Rappelons une fois de plus que l’intérêt de cette justice commerciale est avant tout de traiter rapidement les contentieux, et d’aider de façon efficace et rapide les entreprises en difficultés grâce aux connaissances et à l’expérience accumulée des juges.
Il faut rappeler également que l’éloignement et le bénévolat constituant probablement des limites difficiles à franchir par les ressortissants de certaines zones économiques, il faut sans doute les (re)sensibiliser à la justice consulaire.
Quelles sont vos réflexions immédiates suite à votre première audience solennelle et dans cette période difficile pour vos ressortissants ?

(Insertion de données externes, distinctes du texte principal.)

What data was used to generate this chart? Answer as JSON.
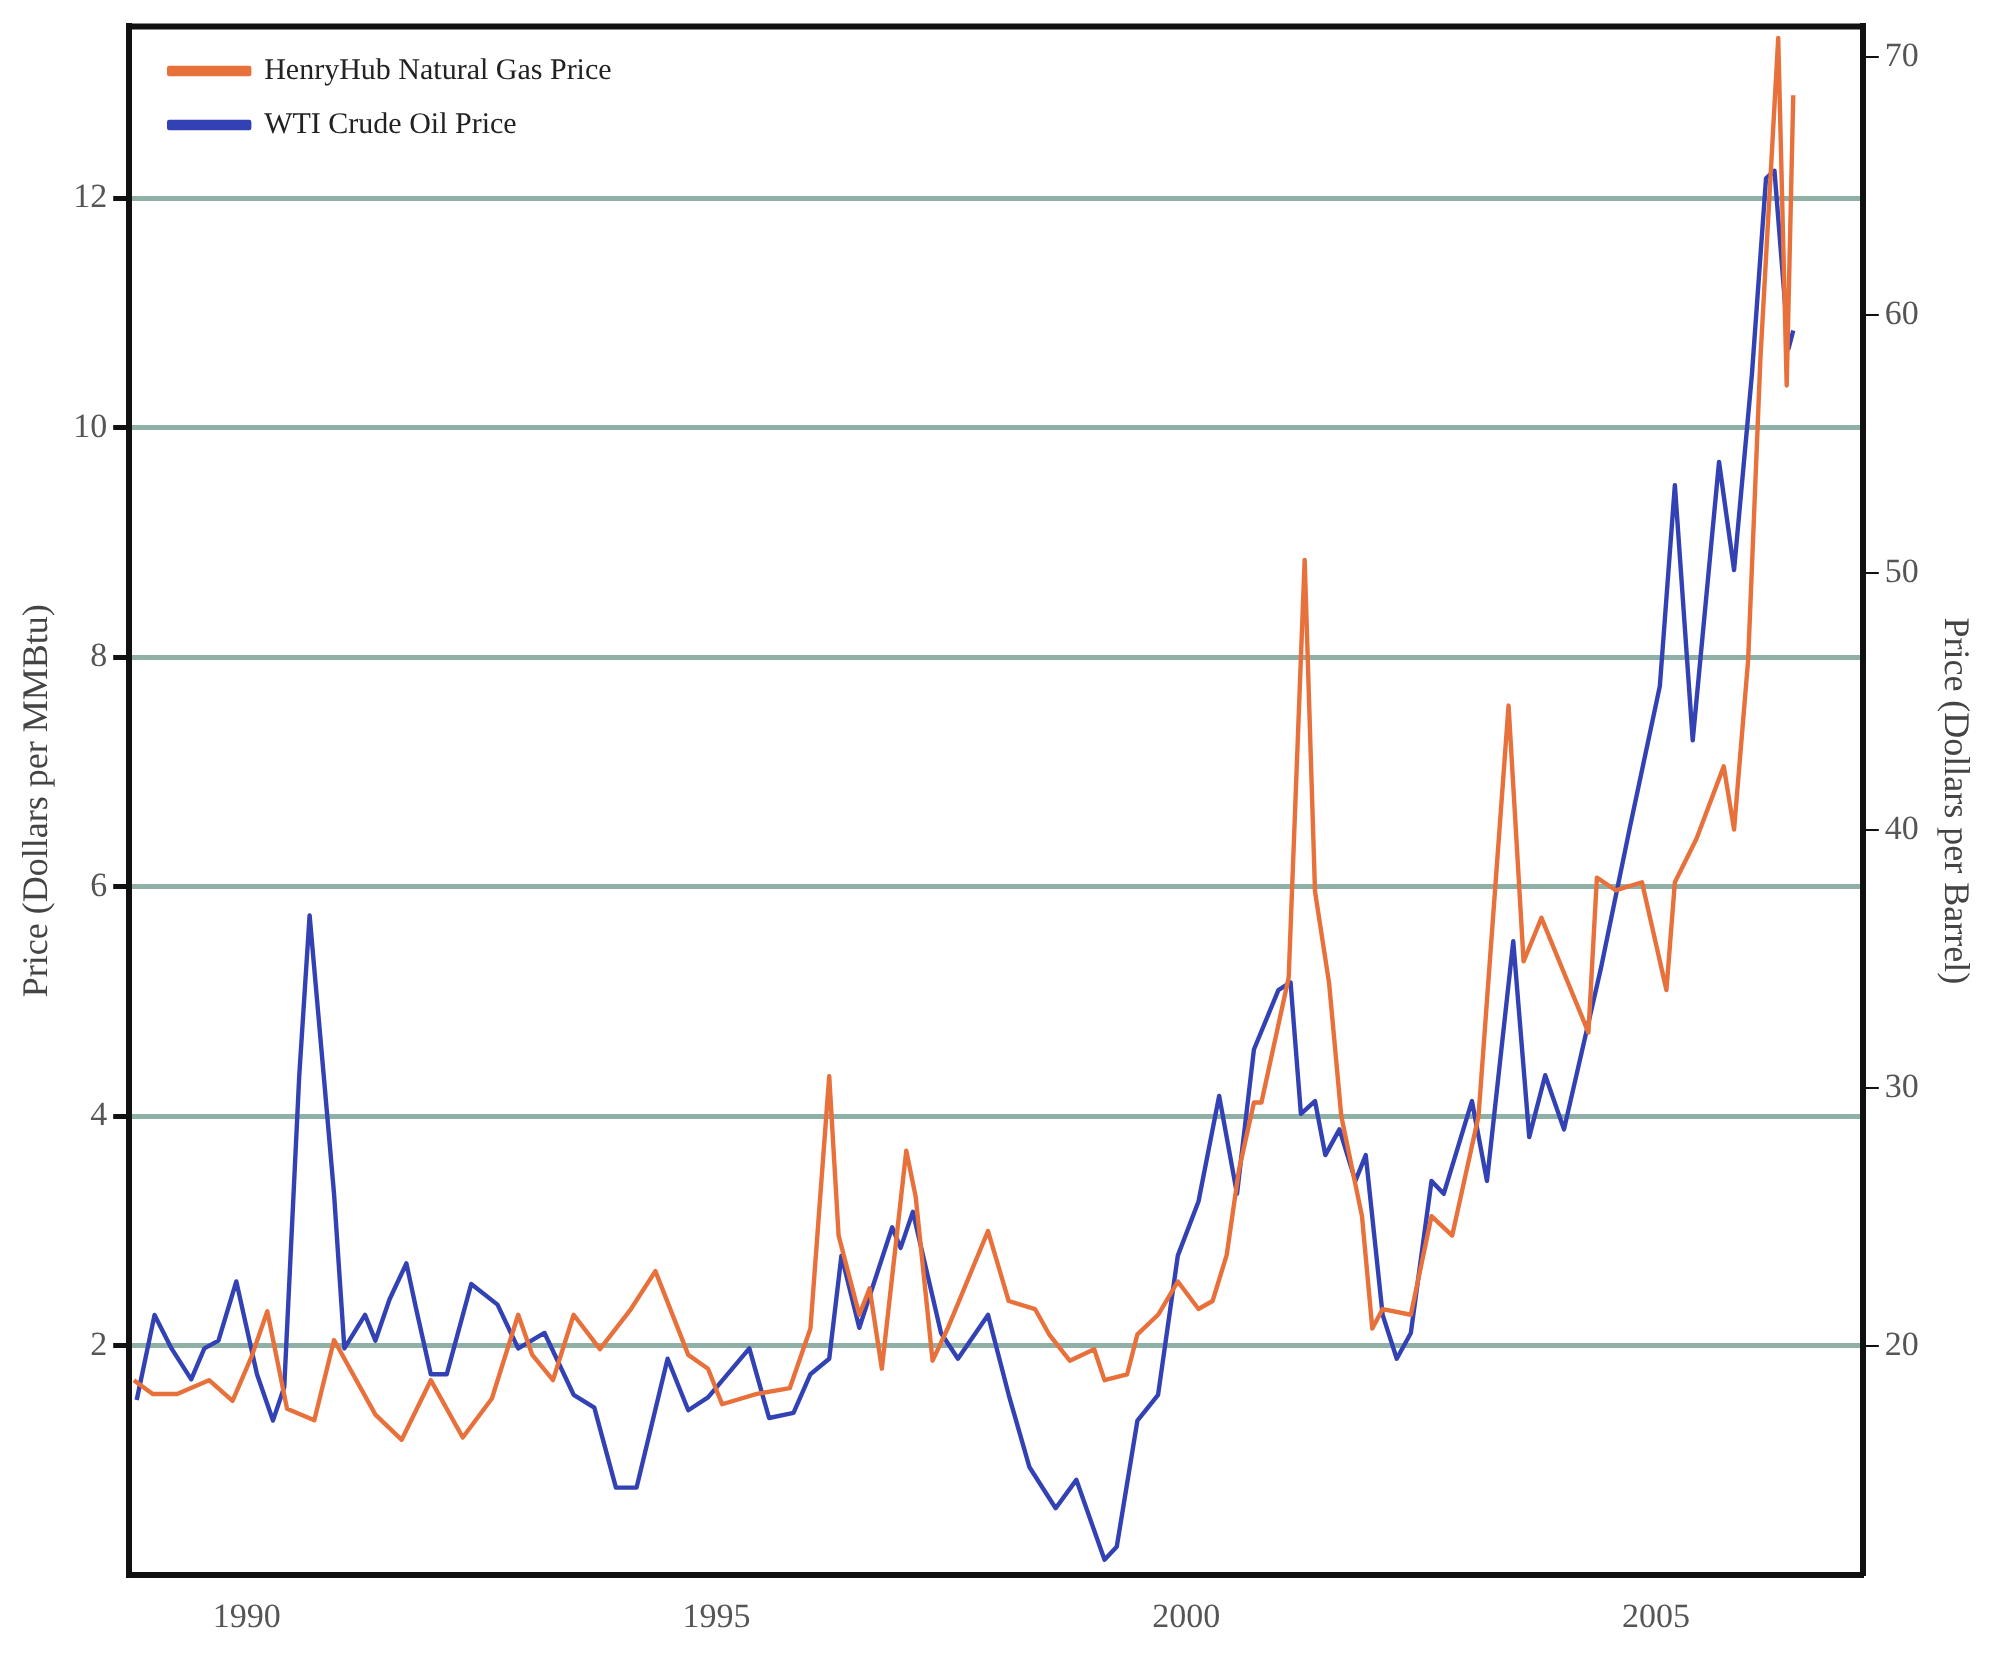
{
  "chart_data": {
    "type": "line",
    "xlabel": null,
    "ylabel": "Price (Dollars per MMBtu)",
    "y2label": "Price (Dollars per Barrel)",
    "xlim": [
      1988.75,
      2007.2
    ],
    "xticks": [
      1990,
      1995,
      2000,
      2005
    ],
    "ylim": [
      0,
      13.5
    ],
    "yticks": [
      2,
      4,
      6,
      8,
      10,
      12
    ],
    "y2lim": [
      11.1,
      71.2
    ],
    "y2ticks": [
      20,
      30,
      40,
      50,
      60,
      70
    ],
    "grid": "y",
    "legend": "top left",
    "marker": "none",
    "line_style": "solid",
    "series": [
      {
        "name": "HenryHub Natural Gas Price",
        "color": "#e8703a",
        "x": [
          1988.8,
          1989.0,
          1989.26,
          1989.6,
          1989.85,
          1990.05,
          1990.22,
          1990.43,
          1990.72,
          1990.93,
          1991.37,
          1991.65,
          1991.96,
          1992.3,
          1992.61,
          1992.89,
          1993.04,
          1993.26,
          1993.48,
          1993.76,
          1994.09,
          1994.35,
          1994.7,
          1994.91,
          1995.06,
          1995.43,
          1995.78,
          1996.0,
          1996.2,
          1996.3,
          1996.52,
          1996.63,
          1996.76,
          1997.02,
          1997.12,
          1997.3,
          1997.46,
          1997.89,
          1998.11,
          1998.39,
          1998.54,
          1998.76,
          1999.02,
          1999.13,
          1999.37,
          1999.48,
          1999.7,
          1999.91,
          2000.13,
          2000.28,
          2000.43,
          2000.56,
          2000.72,
          2000.8,
          2001.09,
          2001.26,
          2001.37,
          2001.52,
          2001.65,
          2001.87,
          2001.98,
          2002.09,
          2002.39,
          2002.61,
          2002.83,
          2003.11,
          2003.43,
          2003.59,
          2003.78,
          2004.28,
          2004.37,
          2004.57,
          2004.85,
          2005.11,
          2005.2,
          2005.43,
          2005.72,
          2005.83,
          2005.98,
          2006.11,
          2006.3,
          2006.39,
          2006.46
        ],
        "values": [
          1.7,
          1.58,
          1.58,
          1.7,
          1.52,
          1.9,
          2.3,
          1.45,
          1.35,
          2.05,
          1.4,
          1.18,
          1.7,
          1.2,
          1.54,
          2.27,
          1.92,
          1.7,
          2.27,
          1.97,
          2.32,
          2.65,
          1.92,
          1.8,
          1.49,
          1.58,
          1.63,
          2.15,
          4.35,
          2.96,
          2.27,
          2.5,
          1.8,
          3.7,
          3.3,
          1.87,
          2.15,
          3.0,
          2.39,
          2.32,
          2.1,
          1.87,
          1.97,
          1.7,
          1.75,
          2.1,
          2.27,
          2.56,
          2.32,
          2.39,
          2.79,
          3.53,
          4.12,
          4.12,
          5.21,
          8.85,
          5.96,
          5.16,
          4.0,
          3.13,
          2.15,
          2.32,
          2.27,
          3.13,
          2.96,
          4.0,
          7.58,
          5.35,
          5.73,
          4.73,
          6.08,
          5.97,
          6.04,
          5.1,
          6.04,
          6.42,
          7.05,
          6.5,
          7.98,
          10.6,
          13.4,
          10.37,
          12.9
        ]
      },
      {
        "name": "WTI Crude Oil Price",
        "color": "#3242b4",
        "axis": "y2",
        "x": [
          1988.83,
          1989.02,
          1989.2,
          1989.41,
          1989.55,
          1989.7,
          1989.89,
          1990.11,
          1990.28,
          1990.4,
          1990.56,
          1990.67,
          1990.82,
          1990.93,
          1991.04,
          1991.26,
          1991.37,
          1991.52,
          1991.7,
          1991.8,
          1991.96,
          1992.13,
          1992.39,
          1992.67,
          1992.89,
          1993.17,
          1993.48,
          1993.7,
          1993.93,
          1994.15,
          1994.48,
          1994.7,
          1994.91,
          1995.35,
          1995.56,
          1995.82,
          1996.0,
          1996.2,
          1996.33,
          1996.52,
          1996.87,
          1996.96,
          1997.09,
          1997.39,
          1997.57,
          1997.89,
          1998.11,
          1998.33,
          1998.61,
          1998.83,
          1999.13,
          1999.26,
          1999.48,
          1999.7,
          1999.91,
          2000.13,
          2000.35,
          2000.54,
          2000.72,
          2000.98,
          2001.11,
          2001.22,
          2001.37,
          2001.48,
          2001.63,
          2001.8,
          2001.91,
          2002.09,
          2002.24,
          2002.39,
          2002.61,
          2002.74,
          2003.04,
          2003.2,
          2003.48,
          2003.65,
          2003.82,
          2004.02,
          2004.41,
          2004.72,
          2005.04,
          2005.2,
          2005.39,
          2005.67,
          2005.83,
          2006.02,
          2006.17,
          2006.26,
          2006.41,
          2006.46
        ],
        "values": [
          17.9,
          21.2,
          19.9,
          18.7,
          19.9,
          20.2,
          22.5,
          18.9,
          17.1,
          18.4,
          30.5,
          36.7,
          30.5,
          25.9,
          19.9,
          21.2,
          20.2,
          21.8,
          23.2,
          21.5,
          18.9,
          18.9,
          22.4,
          21.6,
          19.9,
          20.5,
          18.1,
          17.6,
          14.5,
          14.5,
          19.5,
          17.5,
          18.0,
          19.9,
          17.2,
          17.4,
          18.9,
          19.5,
          23.5,
          20.7,
          24.6,
          23.8,
          25.2,
          20.5,
          19.5,
          21.2,
          18.1,
          15.3,
          13.7,
          14.8,
          11.7,
          12.2,
          17.1,
          18.1,
          23.5,
          25.6,
          29.7,
          25.9,
          31.5,
          33.8,
          34.1,
          29.0,
          29.5,
          27.4,
          28.4,
          26.4,
          27.4,
          21.2,
          19.5,
          20.5,
          26.4,
          25.9,
          29.5,
          26.4,
          35.7,
          28.1,
          30.5,
          28.4,
          34.6,
          40.1,
          45.6,
          53.4,
          43.5,
          54.3,
          50.1,
          57.7,
          65.3,
          65.6,
          58.7,
          59.4
        ]
      }
    ]
  }
}
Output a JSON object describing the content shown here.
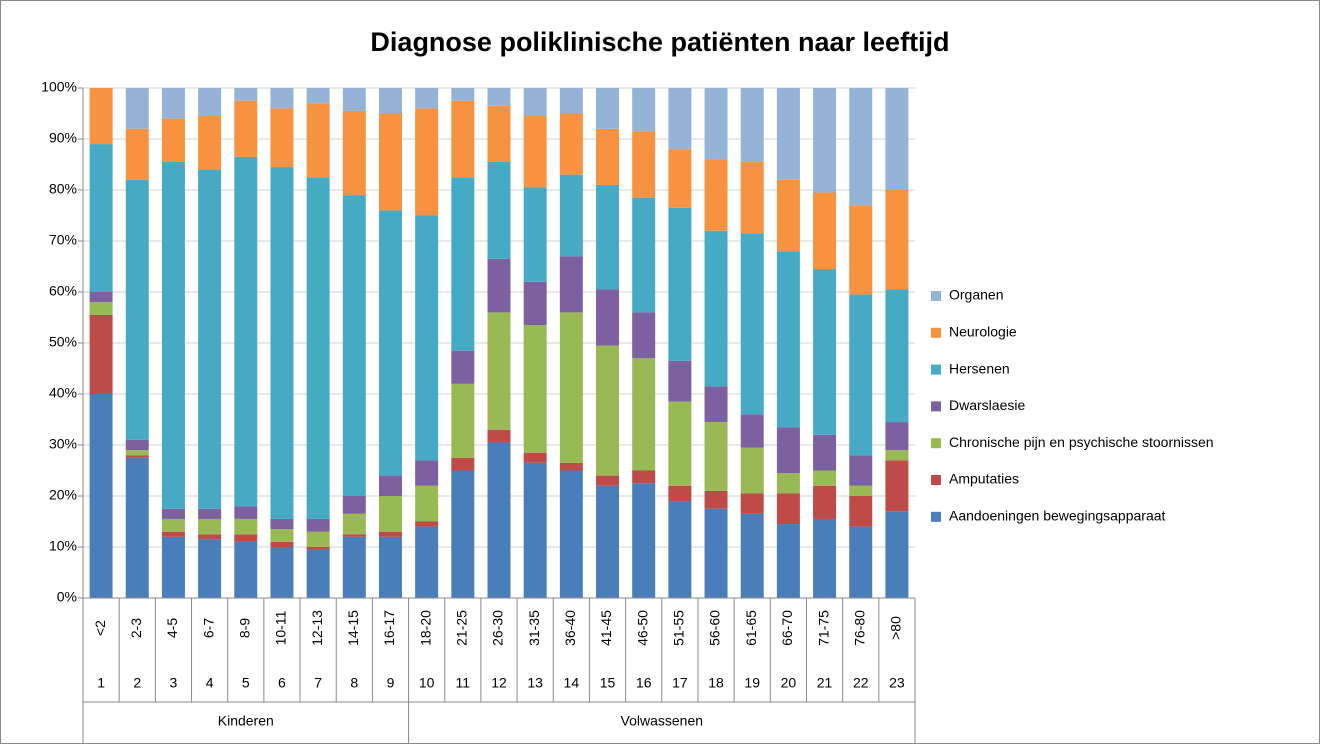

Le tribunal est opérationnel. Les audiences, avec toutes les précautions sanitaires qui s’imposent, ont été rétablies très tôt. Concernant les entreprises, l’État a pris des mesures fortes pour soutenir l’économie, nous sommes à leur disposition pour les accompagner.
Par ailleurs, j’observe un fort retour de demandes de fonds de premier secours (pour les entreprises jusqu’à 25 salariés, au chiffre d’affaires supérieur à 50 000 € et avec au moins trois ans d’existence), qui ont pour objectif de faire face aux imprévus de la crise sanitaire.
Cinq nouveaux juges
. Jean-Michel Baudry, dirigeant retraité dans la vente de distribution de matériaux.
. Philippe Bluszcz, ancien directeur des ressources humaines d’un groupe alimentaire, juge consulaire à Arras de 2014 à 2019.
. Cathy Caresmel, directrice des ressources humaines d’une société industrielle, ancien juge consulaire à Douai pendant trois ans.
. André Desjonquères, dirigeant retraité, consultant dans le domaine agroalimentaire.
. Philippe Maillard, gérant d’une société de prothèses dentaires.